Bill Moyers Fights Back

Have I ever mentioned that I’m madly in love with Bill Moyers? Not in an I-wanna-do-ya kind of way, but more a download-everything-you-know-directly-into-my-brain-Matrix-style kind of way. And every time his glorious name is in the news, it just strengthens my devotion, because he is, quite simply, brilliant.

This time, it was the closing speech at the National Conference on Media Reform in St. Louis, during which he took the opportunity to respond to reports that Republican operatives are attempting to conservatize PBS.
"I should put my detractors on notice," declared the veteran journalist who stepped down in January as the host of PBS's Now with Bill Moyers, who recently turned 70. "They might compel me out of the rocking chair and into the anchor chair."

[…]

"I simply never imagined that any CPB chairman, Democrat or Republican, would cross the line from resisting White House pressure to carrying it out for the White House. And that's what (CPB chair) Kenneth Tomlinson has been doing."

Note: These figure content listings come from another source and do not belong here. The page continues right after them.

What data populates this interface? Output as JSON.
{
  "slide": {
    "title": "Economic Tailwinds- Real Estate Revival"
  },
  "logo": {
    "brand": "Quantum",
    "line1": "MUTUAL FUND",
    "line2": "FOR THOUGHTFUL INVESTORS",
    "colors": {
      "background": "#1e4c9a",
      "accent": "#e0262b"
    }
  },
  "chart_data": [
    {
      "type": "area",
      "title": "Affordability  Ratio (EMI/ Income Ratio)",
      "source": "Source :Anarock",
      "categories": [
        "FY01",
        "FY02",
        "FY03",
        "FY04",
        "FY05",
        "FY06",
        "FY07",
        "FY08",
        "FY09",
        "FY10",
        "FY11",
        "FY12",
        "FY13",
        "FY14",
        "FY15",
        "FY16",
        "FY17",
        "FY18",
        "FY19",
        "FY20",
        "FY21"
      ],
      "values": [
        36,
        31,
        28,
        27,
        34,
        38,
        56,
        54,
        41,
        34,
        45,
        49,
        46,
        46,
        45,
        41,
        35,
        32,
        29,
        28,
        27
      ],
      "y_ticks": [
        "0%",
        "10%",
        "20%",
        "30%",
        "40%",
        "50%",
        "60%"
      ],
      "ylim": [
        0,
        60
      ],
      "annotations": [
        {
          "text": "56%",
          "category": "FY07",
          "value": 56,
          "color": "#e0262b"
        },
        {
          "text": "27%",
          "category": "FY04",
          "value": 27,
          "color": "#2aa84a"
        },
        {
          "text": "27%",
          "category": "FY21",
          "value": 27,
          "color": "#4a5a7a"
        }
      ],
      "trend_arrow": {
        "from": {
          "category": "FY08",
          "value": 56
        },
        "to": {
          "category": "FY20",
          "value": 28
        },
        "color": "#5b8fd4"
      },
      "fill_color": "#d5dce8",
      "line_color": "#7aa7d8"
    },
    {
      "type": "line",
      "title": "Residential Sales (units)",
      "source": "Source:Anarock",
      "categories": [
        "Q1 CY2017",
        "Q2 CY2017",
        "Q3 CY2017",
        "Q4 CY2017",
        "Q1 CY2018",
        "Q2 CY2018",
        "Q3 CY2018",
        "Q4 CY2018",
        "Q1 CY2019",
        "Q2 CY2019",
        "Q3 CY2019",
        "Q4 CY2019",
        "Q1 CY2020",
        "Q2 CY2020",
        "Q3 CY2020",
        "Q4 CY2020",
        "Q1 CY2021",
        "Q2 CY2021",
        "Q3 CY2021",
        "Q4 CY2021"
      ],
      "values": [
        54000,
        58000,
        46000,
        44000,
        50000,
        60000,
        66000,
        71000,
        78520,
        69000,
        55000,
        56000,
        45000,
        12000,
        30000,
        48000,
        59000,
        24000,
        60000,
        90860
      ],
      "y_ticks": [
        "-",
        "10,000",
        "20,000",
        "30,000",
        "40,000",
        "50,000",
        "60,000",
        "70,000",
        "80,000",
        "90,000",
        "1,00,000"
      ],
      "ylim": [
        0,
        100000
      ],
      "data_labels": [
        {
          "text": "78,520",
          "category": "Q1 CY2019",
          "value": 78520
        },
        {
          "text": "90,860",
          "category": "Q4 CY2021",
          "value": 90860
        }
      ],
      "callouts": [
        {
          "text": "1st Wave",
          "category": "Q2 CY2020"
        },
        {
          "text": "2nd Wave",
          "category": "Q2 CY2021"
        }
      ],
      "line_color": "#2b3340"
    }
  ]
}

Recalling former President Richard Nixon's failed attempt to cut the funding for public broadcasting in the early 1970s, Moyers said, "I always knew that Nixon would be back -- again and again. I just didn't know that this time he would ask to be the chairman of the Corporation for Public Broadcasting."

[…]

Moyers revealed to the crowd of 2,000 media reform activists that he had written Tomlinson on Friday, suggesting that the pair appear on a PBS program to discuss the controversy. He also revealed that he had tried three times to meet with the full CPB board but had been refused. Expressing his sense that the board had "crossed the line from resisting White House pressure to carrying it out," Moyers said, "I would like to give Mr. Tomlinson the benefit of the doubt, but I can't."

The man who has won 30 Emmy Awards for his hosting of various PBS programs was blunt about his critics. "They've been after me for years now and I am sure they will be stomping on my grave after I'm dead," he said. As the laughter from the crowd of 2,300 media reform activists quieted, however, he added, "I should remind them that one of our boys made it out 2,000 years ago."
Leave it to Bill Moyers. In one fell swoop, he links the current administration to infamously secretive and image-controlling Nixonian tactics, plainly states the White House itself is involved in media manipulation, and reminds everyone that Jesus was a liberal!

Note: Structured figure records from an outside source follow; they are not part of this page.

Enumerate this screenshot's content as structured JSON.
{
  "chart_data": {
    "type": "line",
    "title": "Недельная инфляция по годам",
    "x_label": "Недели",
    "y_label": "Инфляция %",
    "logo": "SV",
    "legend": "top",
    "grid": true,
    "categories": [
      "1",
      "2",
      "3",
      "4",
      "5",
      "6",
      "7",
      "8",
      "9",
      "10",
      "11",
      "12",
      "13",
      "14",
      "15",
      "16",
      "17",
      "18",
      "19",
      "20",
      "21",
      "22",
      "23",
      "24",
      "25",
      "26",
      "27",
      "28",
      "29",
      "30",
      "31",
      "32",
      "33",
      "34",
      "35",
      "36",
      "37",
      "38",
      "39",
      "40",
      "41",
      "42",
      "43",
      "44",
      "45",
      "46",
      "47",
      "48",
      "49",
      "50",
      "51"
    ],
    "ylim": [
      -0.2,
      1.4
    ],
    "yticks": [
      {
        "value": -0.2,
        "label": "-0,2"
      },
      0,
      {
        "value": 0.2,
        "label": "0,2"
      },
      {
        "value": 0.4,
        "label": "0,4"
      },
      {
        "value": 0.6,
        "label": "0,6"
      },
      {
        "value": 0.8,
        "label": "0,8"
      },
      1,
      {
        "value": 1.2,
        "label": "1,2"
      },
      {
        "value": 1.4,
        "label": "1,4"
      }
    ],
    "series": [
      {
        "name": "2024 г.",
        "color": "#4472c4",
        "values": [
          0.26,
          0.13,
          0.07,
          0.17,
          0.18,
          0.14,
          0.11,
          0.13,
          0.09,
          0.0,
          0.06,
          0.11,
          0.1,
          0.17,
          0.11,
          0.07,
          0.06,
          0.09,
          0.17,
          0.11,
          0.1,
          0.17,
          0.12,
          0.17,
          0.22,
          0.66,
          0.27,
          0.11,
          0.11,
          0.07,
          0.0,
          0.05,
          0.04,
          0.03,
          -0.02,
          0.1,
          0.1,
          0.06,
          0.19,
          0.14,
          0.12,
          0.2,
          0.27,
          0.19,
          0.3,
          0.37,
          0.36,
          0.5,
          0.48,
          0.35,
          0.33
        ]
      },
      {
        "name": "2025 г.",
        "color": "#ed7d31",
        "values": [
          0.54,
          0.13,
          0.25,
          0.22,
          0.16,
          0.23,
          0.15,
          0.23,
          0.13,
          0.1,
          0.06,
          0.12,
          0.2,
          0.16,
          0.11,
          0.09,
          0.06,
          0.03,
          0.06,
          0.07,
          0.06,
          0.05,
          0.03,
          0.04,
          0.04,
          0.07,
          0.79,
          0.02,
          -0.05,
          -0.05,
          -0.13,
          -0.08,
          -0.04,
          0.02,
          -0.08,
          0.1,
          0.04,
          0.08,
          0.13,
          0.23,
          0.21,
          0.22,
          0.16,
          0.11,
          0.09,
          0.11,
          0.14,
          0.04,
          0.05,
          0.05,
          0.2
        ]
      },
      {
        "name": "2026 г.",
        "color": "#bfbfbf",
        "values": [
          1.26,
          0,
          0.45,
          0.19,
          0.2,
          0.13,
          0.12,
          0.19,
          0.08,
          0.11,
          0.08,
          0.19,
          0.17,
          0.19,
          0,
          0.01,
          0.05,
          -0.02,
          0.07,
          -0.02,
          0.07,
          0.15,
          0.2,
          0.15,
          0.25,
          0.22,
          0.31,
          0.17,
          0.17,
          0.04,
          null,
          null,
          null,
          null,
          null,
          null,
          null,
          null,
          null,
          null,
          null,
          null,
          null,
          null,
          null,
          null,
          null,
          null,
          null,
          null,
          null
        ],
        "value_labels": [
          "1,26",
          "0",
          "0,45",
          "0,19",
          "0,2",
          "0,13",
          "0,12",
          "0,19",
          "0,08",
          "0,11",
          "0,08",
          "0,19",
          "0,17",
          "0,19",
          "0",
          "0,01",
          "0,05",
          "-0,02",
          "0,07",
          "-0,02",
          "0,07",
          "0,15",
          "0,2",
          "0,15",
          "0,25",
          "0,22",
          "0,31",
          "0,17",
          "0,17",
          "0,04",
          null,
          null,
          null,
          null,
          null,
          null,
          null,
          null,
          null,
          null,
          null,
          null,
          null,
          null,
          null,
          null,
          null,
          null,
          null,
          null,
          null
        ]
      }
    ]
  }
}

I can count on my opposable thumbs the number of newsmen (Bill Moyers and Sam Donaldson) who are really standing up to the onslaught of intimidation and strong-arming by the administration that has turned our media into a bunch of pathetic, capitulating mouthpieces of Rove who genuflect to the irreproachable graven image that our president has become, in no small debt to their collectively endless willingness to treat him as humble and trembling servants regard their king. There is no limit to the damage such shameless servility can do; just ask the Iraqis. The truly pitiful coverage, and, more importantly, dearth of rigorous examination of the veracity of the administration’s claims, leading up to the war, was integral in helping the White House garner wide support from the public for that war.

Moyers knows the importance of a free, open, and objective media; he’s no fool.
"An unconscious people, an indoctrinated people, a people fed only partisan information and opinion that confirm their own bias, a people made morbidly obese in mind and spirit by the junk food of propaganda, is less inclined to put up a fight, ask questions and be skeptical," Moyers said. "And just as a democracy can die of too many lies, that kind of orthodoxy can kill us, too."
What I find disturbing (and quite upsetting) is the willingness of so many people to be unconscious, indoctrinated, unquestioning, and unskeptical, to live wholly on a steady diet of propaganda. I don’t want to be any of those things (and, despite charges that I am a partisan, I often find myself angry with the Dems as much as the GOP, for various and sundry reasons). I am and have always been a voracious reader, a devourer of information, on a myriad of topics, and when it comes to politics, I feel a particular responsibility as a voter and a citizen to know what the fuck I’m talking about. That I am the exception, rather than the rule, means we are even more dependent on media accuracy and fairness to ensure a well-informed electorate. When that goes, the level of ignorance and apathy among the populace is staggering—as we have seen over the past four+ years.

We need more men (and women) like Moyers—both in our newsrooms and in every house across America. If only people had a better sense of responsibility for what they absorbed, more critical eyes and ears, longer attention spans…well, we probably wouldn’t be in the mess we’re in, would we?